キッと本宅を見つめ、ナツが1歩駆け出そうとした――――――その時だった。
大きく、何かが崩れる音が聞こえ。
上から、何かが勢いよく落ちてきた。
「!?」
「何!?」
ズドォン!と文字が見えそうな勢いで落ちてきたそれに目を向ける。
暫く砂煙で何も見えず、落ちてくる大きな瓦礫から身を守るのに必死だった状況で“それ”にいち早く気付いたのは、パラゴーネだった。驚いたように赤い目を見開いた彼女は、思わず叫ぶ。
「リーダー!?」
そう――――――落ちてきたのは、エスト・イレイザー。
ギルドマスター直属部隊の長でありアルカの父親でもある男だった。
「え、え!?どーゆー事っ!?僕意味解んないよう!大混乱でパニクるよ!」
1番最初に喚きだしたのはルーだった。エメラルドグリーンの髪を両手でぐしゃぐしゃにし、頭の上一杯に?を浮かべている―――――ように見える。
「お、落ちてきましたよね…この人」
「……だな」
アランも目を見開き、ヴィーテルシアが溜息に似た息を吐く。
ぴょん、と飛び降りるようにグレイの背から降りたパラゴーネはとてとてと駆けよると、その体を揺らし始めた。
「リーダー!責問するっ、何故墜落した!?寧静かっ!?」
ゆさゆさと体を揺らしつつ叫ぶパラゴーネの声にも、エストは反応しない。

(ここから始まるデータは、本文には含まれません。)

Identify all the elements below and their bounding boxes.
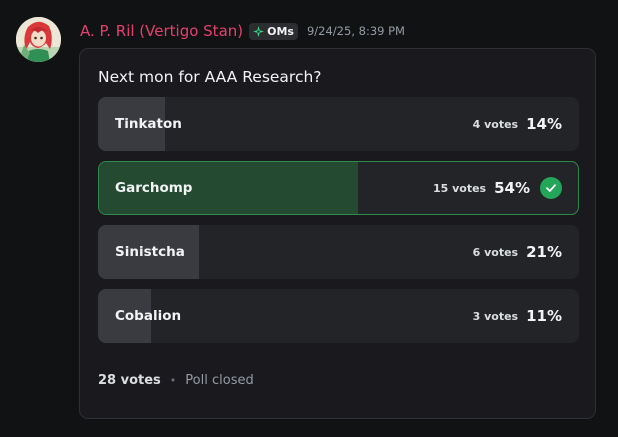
total-votes[interactable]: 28 votes xyxy=(98,373,161,388)
answer-results: 4 votes 14% xyxy=(473,97,562,151)
poll-card: Next mon for AAA Research? Tinkaton 4 vo… xyxy=(79,48,596,419)
poll-status: Poll closed xyxy=(185,373,254,388)
username[interactable]: A. P. Ril (Vertigo Stan) xyxy=(80,22,243,40)
answer-label: Tinkaton xyxy=(115,116,182,132)
vote-count: 3 votes xyxy=(472,309,519,323)
sparkle-diamond-icon xyxy=(253,25,265,37)
poll-answer-cobalion[interactable]: Cobalion 3 votes 11% xyxy=(98,289,579,343)
separator-dot: • xyxy=(169,374,177,387)
vote-count: 4 votes xyxy=(472,117,519,131)
answer-results: 15 votes 54% xyxy=(433,162,562,214)
vote-count: 15 votes xyxy=(432,181,487,195)
poll-answer-tinkaton[interactable]: Tinkaton 4 votes 14% xyxy=(98,97,579,151)
vote-count: 6 votes xyxy=(472,245,519,259)
user-tag[interactable]: OMs xyxy=(249,22,298,40)
checkmark-icon xyxy=(540,177,562,199)
poll-answer-sinistcha[interactable]: Sinistcha 6 votes 21% xyxy=(98,225,579,279)
user-avatar[interactable] xyxy=(16,17,61,62)
answer-results: 6 votes 21% xyxy=(473,225,562,279)
avatar-image xyxy=(16,17,61,62)
chat-message: A. P. Ril (Vertigo Stan) OMs 9/24/25, 8:… xyxy=(0,0,618,437)
vote-percent: 11% xyxy=(526,307,562,325)
answer-label: Sinistcha xyxy=(115,244,185,260)
tag-label: OMs xyxy=(267,24,294,38)
vote-percent: 14% xyxy=(526,115,562,133)
answer-results: 3 votes 11% xyxy=(473,289,562,343)
vote-percent: 54% xyxy=(494,179,530,197)
poll-footer: 28 votes • Poll closed xyxy=(98,373,254,388)
poll-question: Next mon for AAA Research? xyxy=(98,68,322,86)
vote-percent: 21% xyxy=(526,243,562,261)
answer-label: Garchomp xyxy=(115,180,193,196)
message-timestamp[interactable]: 9/24/25, 8:39 PM xyxy=(307,24,405,38)
answer-label: Cobalion xyxy=(115,308,182,324)
poll-answer-garchomp[interactable]: Garchomp 15 votes 54% xyxy=(98,161,579,215)
message-header: A. P. Ril (Vertigo Stan) OMs 9/24/25, 8:… xyxy=(80,20,405,42)
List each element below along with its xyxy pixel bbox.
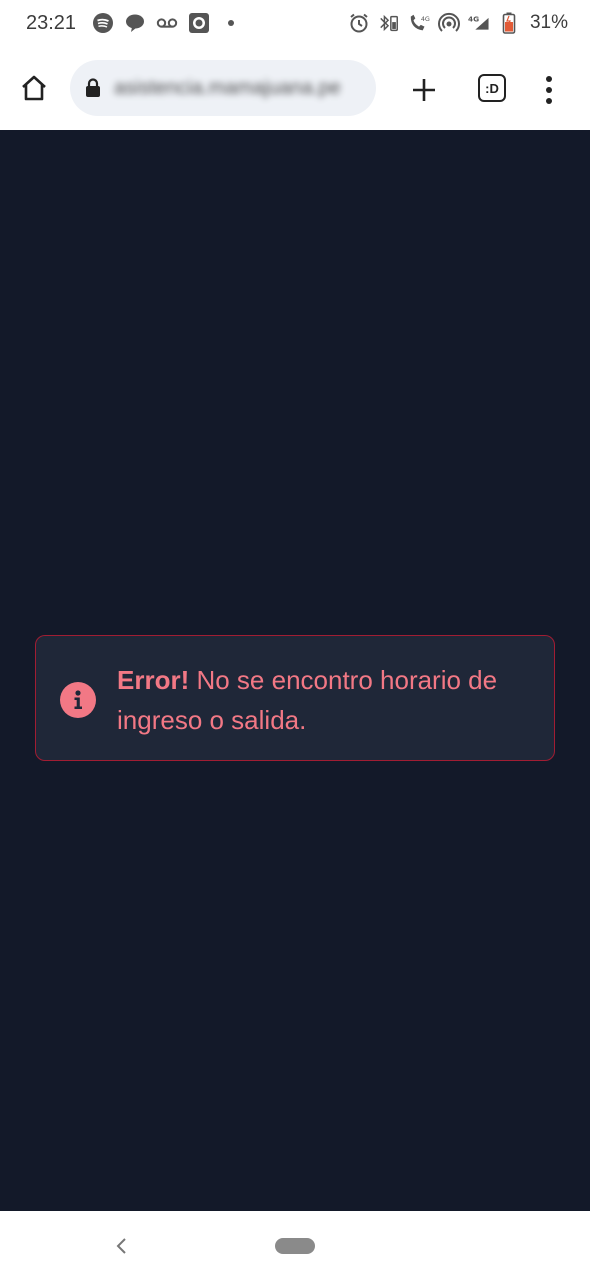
browser-toolbar: asistencia.mamajuana.pe :D: [0, 48, 590, 131]
home-pill-button[interactable]: [275, 1238, 315, 1254]
plus-icon: [413, 79, 435, 101]
bluetooth-battery-icon: [378, 12, 400, 34]
home-icon: [22, 75, 46, 101]
battery-icon: [498, 12, 520, 34]
notification-icons: [92, 12, 242, 34]
alarm-icon: [348, 12, 370, 34]
url-text: asistencia.mamajuana.pe: [114, 77, 341, 99]
svg-text:4G: 4G: [468, 15, 479, 24]
error-alert: Error! No se encontro horario de ingreso…: [35, 635, 555, 761]
wifi-calling-icon: 4G: [408, 12, 430, 34]
more-menu-button[interactable]: [534, 70, 564, 110]
status-time: 23:21: [26, 12, 77, 34]
system-nav-bar: [0, 1211, 590, 1280]
page-content: Error! No se encontro horario de ingreso…: [0, 130, 590, 1211]
hotspot-icon: [437, 12, 460, 34]
dot-icon: [546, 76, 552, 82]
alert-message: Error! No se encontro horario de ingreso…: [117, 660, 537, 740]
back-icon[interactable]: [112, 1235, 132, 1257]
signal-4g-icon: 4G: [468, 12, 490, 34]
record-icon: [188, 12, 210, 34]
dot-icon: [546, 98, 552, 104]
info-icon: [60, 682, 96, 718]
new-tab-button[interactable]: [404, 70, 444, 110]
dot-icon: [220, 12, 242, 34]
address-bar[interactable]: asistencia.mamajuana.pe: [70, 60, 376, 116]
alert-title: Error!: [117, 665, 190, 695]
spotify-icon: [92, 12, 114, 34]
dot-icon: [546, 87, 552, 93]
voicemail-icon: [156, 12, 178, 34]
tab-switcher-label: :D: [485, 80, 499, 96]
chat-bubble-icon: [124, 12, 146, 34]
lock-icon: [86, 78, 100, 97]
status-bar: 23:21 4G 4G 31%: [0, 0, 590, 48]
svg-text:4G: 4G: [421, 15, 430, 23]
home-button[interactable]: [16, 70, 52, 106]
battery-percent: 31%: [529, 12, 568, 33]
system-icons: 4G 4G 31%: [348, 12, 568, 34]
tab-switcher-button[interactable]: :D: [478, 74, 506, 102]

完全に気を失っている。
慌ててルーが脈を測り心臓辺りに耳を押し当てると、「凄いね、あの高さから落ちて生きてるよ」と呟いた。
多分魔法で落下時の衝撃やら何やらを弱めていたのだろう。
「みんなー!大丈夫ーっ!?」
と、そんな時にこちらも上から響く声。
反射的に顔を上げると同時に、声の主がふわりと降り立った。
炎の翼を空気に溶け込ませるように消した声の主―――――ミラは、短く息を吐き、ナツ達を見回す。
「ミラ!?」
「ギルドにいたんじゃなかったんですか?」
「みんなが戦ってるのに私だけギルドにいるなんて出来ないもの……あら?」
アランの問いに答えたミラの目が、パラゴーネを捉える。エストからミラに目を移したパラゴーネは一瞬ポカンとしたような表情になるが、すぐに状況を悟ったのか凄まじいスピードでグレイの後ろに隠れた。